As it turns out, it’s only the latter. That means vaccinations are not being evaluated for their ability to stop the transmission of infections – something you’d think would be a target if you wanted to wipe out an epidemic or pandemic. But it’s actually something that takes much longer than the very short time frame these vaccines are being created within. The same applies to safety issues – some of the trials will continue to look at safety issues for 12 months or more, but the vaccines will be rolled out at least for emergency use sometimes with just a couple of months of safety data.

And as we’ve said before, history tells us it can be years before safety concerns are exposed, as we discovered with the swine flu vaccine Pandemrix and narcolepsy in children.

The current crop of novel covid vaccines is only being tested for their ability to stop people getting seriously ill, a risk that becomes less and less in a waning epidemic, and a risk that primarily only affects older people or those with underlying conditions.

On top of that, we don’t know a lot about the populations who appear to be protected from severe disease, and how many of these include groups who are the most vulnerable. Also, note that two doses are needed in all 3 vaccines to yield the highest immune response – and higher dosages generally also yield more adverse reactions.

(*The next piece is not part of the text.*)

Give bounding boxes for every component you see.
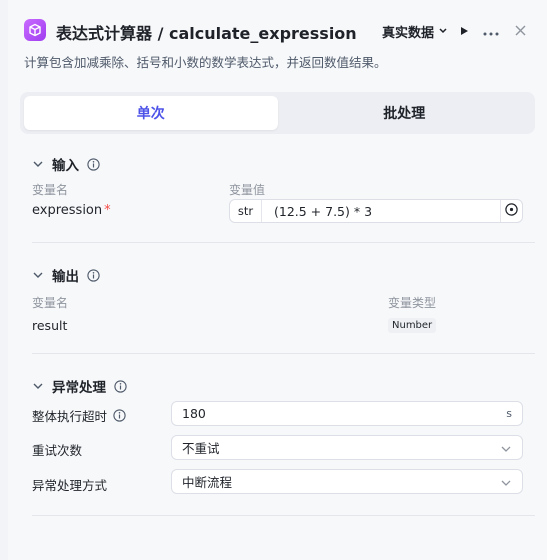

In effect, it means that the current Phase 3 trials are really testing the vaccines as a preventative treatment, not for their ability to make you immune to the virus and incapable of transmitting it to others. This is an important distinction. In other words, what the vaccines are really trying to do it make more people respond just like an unvaccinated healthy person who has a good functioning immune system, with some possible historic cross-immunity to other coronaviruses or previous exposure to SARS-CoV-2, and adequate amounts of vitamin C, D, zinc and other cofactors in their system.

On the risks side, AstraZeneca, Pfizer, and Moderna have all claimed a lack of safety concerns.

But in Phase 1 and 2 trials of the AstraZeneca vaccine, moderate to severe adverse events were experienced by 80% of those receiving the covid jab. With the Pfizer vaccine, nearly 4% of people suffered from severe – or Grade 3 – adverse events. These grade 3 adverse events aren’t a walk in the park – they’re just one category down from grade 4 adverse events that are described as “potentially life-threatening events” that require hospitalization and critical care.

People with Grade 5 events don’t get to tell their story, but the more separated in time death is from vaccination, as hundreds of families have found in the various national vaccine courts, the harder it gets to prove a causal relationship.

Anyway, Grade 3 adverse events are certainly severe enough to give a susceptible person sufficient immunologic or neurologic shock to trigger long-term health challenges that might affect their nervous system or autoimmunity. And while Pfizer might have dismissed these as insignificant at just 3.8%, if that percentage was applied to say 70% of the US and UK populations, that would amount to a staggering 10.6 million people who would experience severe adverse events. The trouble here is that the potential for long-term consequences of an adverse event isn’t something you can just monitor in a couple of months – typically it takes years of post-marketing surveillance. And here I want to emphasize the point: Until that kind of time scale has passed, we think it would be premature, irresponsible, and unscientific to call these vaccines safe.